A festa de 15 anos da filha era para ter sido inesquecível para a advogada Cristina Torres e não foi. A atração mais aguardada para o evento no Copacabana Palace, no dia 30 de novembro do ano passado, simplesmente não apareceu: Nego do Borel . “Entramos em contato com a empresa ‘Contrate Artistas’ três meses antes da festa e fechamos um contrato com ‘NB Produções’. Na hora da assinatura pagamos a metade dos R$ 60 mil de cachê pedido”, conta Cristina.

Dez dias antes do evento, segundo ela, o restante do valor foi pago e todas as exigências de Nego como 14 toalhas pretas, dois camarins montados com o buffet do próprio badalado hotel e a montagem do palco, que já estavam prontos resultando em um gasto extra de mais R$ 30 mil.

“Tivemos um prejuízo de R$ 90 mil, mas a vergonha que passamos não tem preço.
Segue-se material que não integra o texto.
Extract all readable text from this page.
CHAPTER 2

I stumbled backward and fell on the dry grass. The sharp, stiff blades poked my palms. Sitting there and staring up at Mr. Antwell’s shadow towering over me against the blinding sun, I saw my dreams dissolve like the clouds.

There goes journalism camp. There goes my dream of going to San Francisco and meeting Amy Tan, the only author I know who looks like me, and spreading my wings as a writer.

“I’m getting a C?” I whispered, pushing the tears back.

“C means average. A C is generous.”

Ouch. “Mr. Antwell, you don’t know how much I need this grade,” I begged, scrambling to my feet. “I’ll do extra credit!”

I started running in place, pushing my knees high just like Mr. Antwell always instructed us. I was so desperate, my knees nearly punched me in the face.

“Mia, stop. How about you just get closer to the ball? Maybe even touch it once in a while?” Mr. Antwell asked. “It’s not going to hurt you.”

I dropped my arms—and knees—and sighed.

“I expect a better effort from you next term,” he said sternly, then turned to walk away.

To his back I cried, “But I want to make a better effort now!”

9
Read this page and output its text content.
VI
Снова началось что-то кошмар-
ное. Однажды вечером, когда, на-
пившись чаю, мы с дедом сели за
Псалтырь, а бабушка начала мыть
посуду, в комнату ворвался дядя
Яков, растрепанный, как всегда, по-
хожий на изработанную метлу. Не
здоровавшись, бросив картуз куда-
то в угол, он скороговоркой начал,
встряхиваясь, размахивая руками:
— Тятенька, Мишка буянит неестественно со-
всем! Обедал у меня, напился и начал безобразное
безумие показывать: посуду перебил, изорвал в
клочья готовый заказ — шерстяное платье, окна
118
Estava previsto para ele cantar às duas da madrugada e uma hora depois do horário previsto, nada dele aparecer. Bateu o desespero e eu fiquei na porta esperando, ligando para todo mundo até que um homem que se apresentou como Dentinho, produtor do Nego do Borel, chegou avisando que ele estava em São Paulo e não iria se apresentar. Foi um choque”.

Até hoje Cristina não sabe o que aconteceu nem recebeu um pedido de desculpas do cantor. Decidiu entrar na Justiça para reaver os valores gastos com o cantor, mas quer também mostrar a falta de profissionalismo do funkeiro. “Foi inadmissível o que ele fez”.